T.S. Eliot's Objective Correlative for 6th Semester


T.S. Eliot’s Objective correlative, by P.B.:

Eliot used the term objective correlative exclusively to refer to his claimed artistic mechanism where emotion is evoked in the audience. The only way of experiencing emotion in the form of art is an objective correlative.
Eliot described Hamlet as ‘Most certainly an artistic failure’- because its central character is dominated by an emotion which is inexpressible because it is in excess of the facts as they appear. The only way of expressing emotion in art is by finding an ‘objective correlative’ in other-words, a set of objects, a situation, a chain of events which shall be the formula of that particular emotion. When the external facts which must terminate in sensory experience, are given, the emotion is immediately evoked. He acknowledged that such a circumstance is something which every person of sensibility has known, but felt that in trying to represent it dramatically.

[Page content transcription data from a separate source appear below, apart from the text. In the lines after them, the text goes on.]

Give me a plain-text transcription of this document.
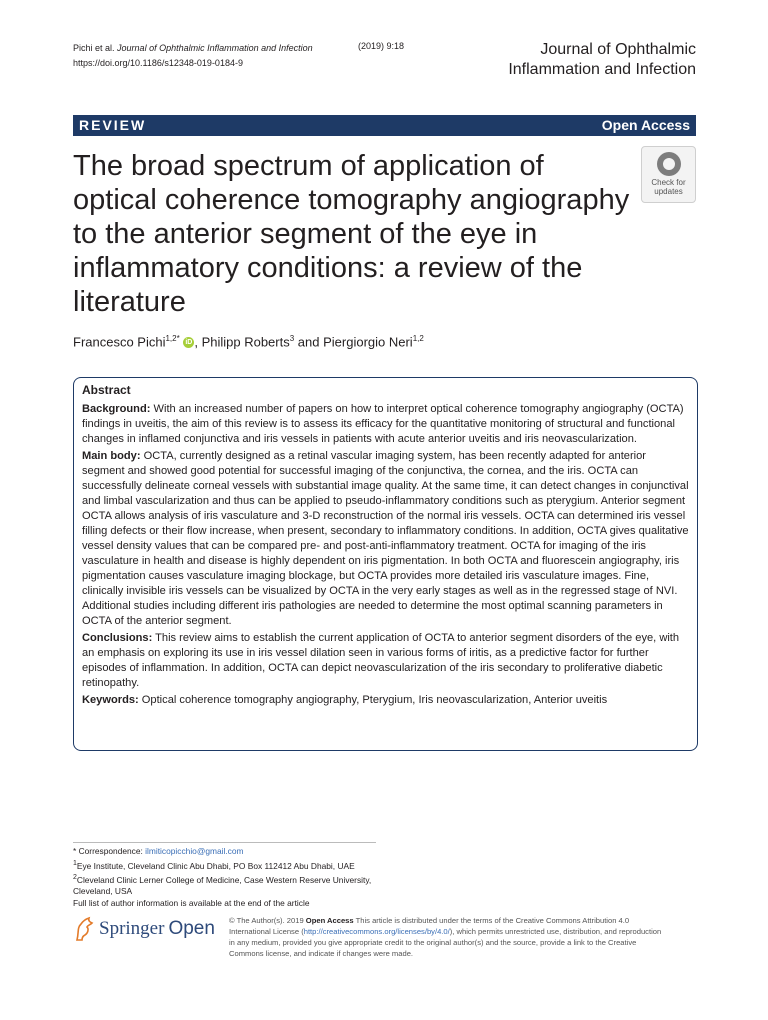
Pichi et al. Journal of Ophthalmic Inflammation and Infection
https://doi.org/10.1186/s12348-019-0184-9
(2019) 9:18	Journal of Ophthalmic
Inflammation and Infection
REVIEW	Open Access
The broad spectrum of application of optical coherence tomography angiography to the anterior segment of the eye in inflammatory conditions: a review of the literature
Check for
updates
Francesco Pichi$^{1,2*}$ iD , Philipp Roberts$^3$ and Piergiorgio Neri$^{1,2}$
Abstract

Background: With an increased number of papers on how to interpret optical coherence tomography angiography (OCTA) findings in uveitis, the aim of this review is to assess its efficacy for the quantitative monitoring of structural and functional changes in inflamed conjunctiva and iris vessels in patients with acute anterior uveitis and iris neovascularization.

Main body: OCTA, currently designed as a retinal vascular imaging system, has been recently adapted for anterior segment and showed good potential for successful imaging of the conjunctiva, the cornea, and the iris. OCTA can successfully delineate corneal vessels with substantial image quality. At the same time, it can detect changes in conjunctival and limbal vascularization and thus can be applied to pseudo-inflammatory conditions such as pterygium. Anterior segment OCTA allows analysis of iris vasculature and 3-D reconstruction of the normal iris vessels. OCTA can determined iris vessel filling defects or their flow increase, when present, secondary to inflammatory conditions. In addition, OCTA gives qualitative vessel density values that can be compared pre- and post-anti-inflammatory treatment. OCTA for imaging of the iris vasculature in health and disease is highly dependent on iris pigmentation. In both OCTA and fluorescein angiography, iris pigmentation causes vasculature imaging blockage, but OCTA provides more detailed iris vasculature images. Fine, clinically invisible iris vessels can be visualized by OCTA in the very early stages as well as in the regressed stage of NVI. Additional studies including different iris pathologies are needed to determine the most optimal scanning parameters in OCTA of the anterior segment.

Conclusions: This review aims to establish the current application of OCTA to anterior segment disorders of the eye, with an emphasis on exploring its use in iris vessel dilation seen in various forms of iritis, as a predictive factor for further episodes of inflammation. In addition, OCTA can depict neovascularization of the iris secondary to proliferative diabetic retinopathy.

Keywords: Optical coherence tomography angiography, Pterygium, Iris neovascularization, Anterior uveitis

* Correspondence: ilmiticopicchio@gmail.com
$^1$Eye Institute, Cleveland Clinic Abu Dhabi, PO Box 112412 Abu Dhabi, UAE
$^2$Cleveland Clinic Lerner College of Medicine, Case Western Reserve University, Cleveland, USA
Full list of author information is available at the end of the article
Springer Open © The Author(s). 2019 Open Access This article is distributed under the terms of the Creative Commons Attribution 4.0 International License (http://creativecommons.org/licenses/by/4.0/), which permits unrestricted use, distribution, and reproduction in any medium, provided you give appropriate credit to the original author(s) and the source, provide a link to the Creative Commons license, and indicate if changes were made.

Shakespeare tackled a problem which proved too much for him. Shakespeare has failed to provide Hamlet with such objective correlative. According to Eliot, the feelings of Hamlet are not sufficiently supported by the story and the other characters surrounding him. The purpose of objective correlative is to express the character’s emotion by showing them rather than describing the feelings as pictured earlier by Plato, Peter Barry.
1.The term ‘objective correlative’ was popularized by to T. S. Eliot in his essay, ‘Hamlet and His Problem’.
2.The term ‘objective correlative’ first used by Washington Allston around 1840 in the ‘Introductory Discourse’.
3.Eliot said (Hamlet) as ‘most certainly an artistic failure’.
4.Eliot’s impersonal conception gets expression in his ‘Tradition and individual Talent’(1917).